Selma Benkhelifa
Perquisitions illégales, la NVA persiste et signe
Lundi, 5h00 du matin, un impressionnant arsenal policier encercle un immeuble à Molenbeek. Des policiers arrivent en hélicoptère par le toit. Cagoulés, armes dégainées, ils entrent par les fenêtres et envahissent les lieux. Une opération commando digne d’un film d’action du cinéma américain.
Résultat de l’action Molenbeek tweeté par Theo Francken très fier: 14 illégaux arrêtés, 6 mauritaniens, 2 guinéens, 1 Guinée Bisao, 2 sénégalais, 1 ivoirien, 1 malien, 1 burkinabé. Douze d’entre eux sont emmenés en centre fermé.
On peut légitimement s’interroger sur l’utilité et sur le coût d’un tel déploiement policier pour arrêter douze personnes parfaitement inoffensives à qui rien n’est reproché en dehors du fait d’être sans-papiers. En cette période de grandes déclarations sur l’austérité, le contribuable peut espérer que son argent soit plus utilement dépensé. Une centaine de policiers, des dizaines de véhicules et un hélico pour douze sans-papiers, c’est inédit.
D’autant plus que ces sans-papiers sont bien connus des autorités. Ils occupent cette ancienne seigneurie abandonnée depuis plus de deux ans, ils étaient en contact régulier avec la police de quartier, le CPAS, la commune, etc… Un conseil communal pour discuter de la situation du groupe « La Voie des sans-papiers » a eu lieu ce vendredi.Ce groupe composé de familles avec des enfants manifeste régulièrement et revendiquent des solutions qui permettraient aux parents de travailler.
Pourquoi subitement une réaction fédérale d’une telle brutalité?
Peut-être d’abord pour effrayer les sans-papiers et leur dire que revendiquer des droits peut les conduire tout droit en centre fermé.
Mais la vraie raison est un projet que la NVA couve depuis longtemps.
Déjà fin 2014, Théo Francken avait proposé que les policiers puissent entrer chez les sans-papiers sans mandat. Cette proposition n’était pas passé au Parlement, tout simplement parce qu’elle est anticonstitutionnelle.

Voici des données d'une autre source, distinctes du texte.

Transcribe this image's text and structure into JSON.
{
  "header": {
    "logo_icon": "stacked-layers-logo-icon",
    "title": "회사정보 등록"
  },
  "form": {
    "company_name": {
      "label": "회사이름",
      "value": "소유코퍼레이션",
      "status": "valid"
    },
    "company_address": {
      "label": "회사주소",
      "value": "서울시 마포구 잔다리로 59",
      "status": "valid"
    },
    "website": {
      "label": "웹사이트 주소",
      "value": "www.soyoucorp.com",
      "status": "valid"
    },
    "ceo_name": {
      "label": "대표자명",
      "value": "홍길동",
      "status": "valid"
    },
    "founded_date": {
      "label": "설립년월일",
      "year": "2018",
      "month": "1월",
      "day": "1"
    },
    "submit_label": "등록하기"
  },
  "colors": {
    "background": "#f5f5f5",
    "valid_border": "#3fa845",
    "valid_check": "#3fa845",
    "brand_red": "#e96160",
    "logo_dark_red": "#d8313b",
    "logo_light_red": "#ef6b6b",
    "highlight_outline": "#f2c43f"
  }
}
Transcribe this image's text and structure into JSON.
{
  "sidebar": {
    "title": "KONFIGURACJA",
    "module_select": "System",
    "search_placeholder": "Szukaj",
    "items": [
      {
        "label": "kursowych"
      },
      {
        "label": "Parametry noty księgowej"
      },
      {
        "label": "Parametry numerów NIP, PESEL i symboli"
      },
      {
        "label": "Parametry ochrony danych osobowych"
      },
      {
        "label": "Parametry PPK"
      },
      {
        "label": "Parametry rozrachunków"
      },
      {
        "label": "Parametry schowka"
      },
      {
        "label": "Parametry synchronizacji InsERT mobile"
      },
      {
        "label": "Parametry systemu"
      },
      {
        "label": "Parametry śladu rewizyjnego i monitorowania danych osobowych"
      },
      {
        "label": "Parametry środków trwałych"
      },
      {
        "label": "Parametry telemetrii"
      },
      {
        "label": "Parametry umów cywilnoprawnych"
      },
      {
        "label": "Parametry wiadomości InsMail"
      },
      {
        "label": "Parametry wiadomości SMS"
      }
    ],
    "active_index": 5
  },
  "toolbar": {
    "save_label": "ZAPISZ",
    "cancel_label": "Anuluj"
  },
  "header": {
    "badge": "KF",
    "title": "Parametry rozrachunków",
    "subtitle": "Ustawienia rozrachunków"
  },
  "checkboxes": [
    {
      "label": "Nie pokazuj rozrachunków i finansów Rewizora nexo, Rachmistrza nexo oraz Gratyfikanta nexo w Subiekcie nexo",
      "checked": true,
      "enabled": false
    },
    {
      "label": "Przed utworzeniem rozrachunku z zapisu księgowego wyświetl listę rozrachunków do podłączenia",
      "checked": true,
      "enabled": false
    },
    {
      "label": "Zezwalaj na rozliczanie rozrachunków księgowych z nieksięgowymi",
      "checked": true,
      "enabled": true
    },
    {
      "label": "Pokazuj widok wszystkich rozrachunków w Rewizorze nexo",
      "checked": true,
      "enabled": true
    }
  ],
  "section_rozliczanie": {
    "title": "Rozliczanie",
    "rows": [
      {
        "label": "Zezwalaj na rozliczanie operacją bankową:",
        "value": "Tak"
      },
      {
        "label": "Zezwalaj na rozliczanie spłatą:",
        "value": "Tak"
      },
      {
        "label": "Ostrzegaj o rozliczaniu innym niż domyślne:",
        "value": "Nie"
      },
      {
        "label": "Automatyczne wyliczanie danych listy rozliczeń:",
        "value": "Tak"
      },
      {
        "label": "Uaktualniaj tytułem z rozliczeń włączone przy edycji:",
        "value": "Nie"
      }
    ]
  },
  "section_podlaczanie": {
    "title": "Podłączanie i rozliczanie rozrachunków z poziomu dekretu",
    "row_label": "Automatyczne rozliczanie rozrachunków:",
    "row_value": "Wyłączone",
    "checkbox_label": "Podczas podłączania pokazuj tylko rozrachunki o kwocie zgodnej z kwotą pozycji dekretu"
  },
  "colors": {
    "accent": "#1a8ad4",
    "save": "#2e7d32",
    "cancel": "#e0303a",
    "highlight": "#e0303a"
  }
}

Notre Constitution protège le domicile. Sans de bonnes raisons évaluées par un juge d’instruction, aucun agent ne peut pénétrer dans votre domicile, sans votre autorisation expresse. Il existe bien sûr des exceptions en cas d’appel au secours de l’intérieur ou de flagrant délit. Mais la règle est la règle, un agent qui pénètre dans un domicile privé sans autorisation commet lui même un délit punissable.
L’ « action Molenbeek », qui s’est fait en violation flagrante de la Constitution, était un test opinion publique. Jan Jambon annonce quelques jours plus tard, toujours sur tweeter, qu’il veut que les policiers puissent entrer sans mandat, s’ils ont une information selon laquelle il pourrait y avoir un sans-papier chez vous. Se souvenant du revers de 2014, il explique que la présence d’un sans-papier serait en soit un flagrant délit. Un délit de quoi? Un délit d’exister pour le sans-papier? Un délit de solidarité pour le belge qui l’héberge?
Les sans-papiers, comme les SDF, font partie de notre société, ils en sont les membres les plus vulnérables. Chaque fois que le gouvernement veut s’attaquer aux droits fondamentaux, il commence par essayer sur les sans-papiers. Ils sont le laboratoire de leurs atteintes à nos droits.
Mais après eux, chez qui les policiers pourront entrer sans mandat: les chômeurs soupçonnés de cohabiter, les malades de longue durée, vous, moi ?
L’article 15 de la Constitution sur l’inviolabilité du domicile doit s’appliquer à tous. Sinon il ne s’appliquera plus à personne.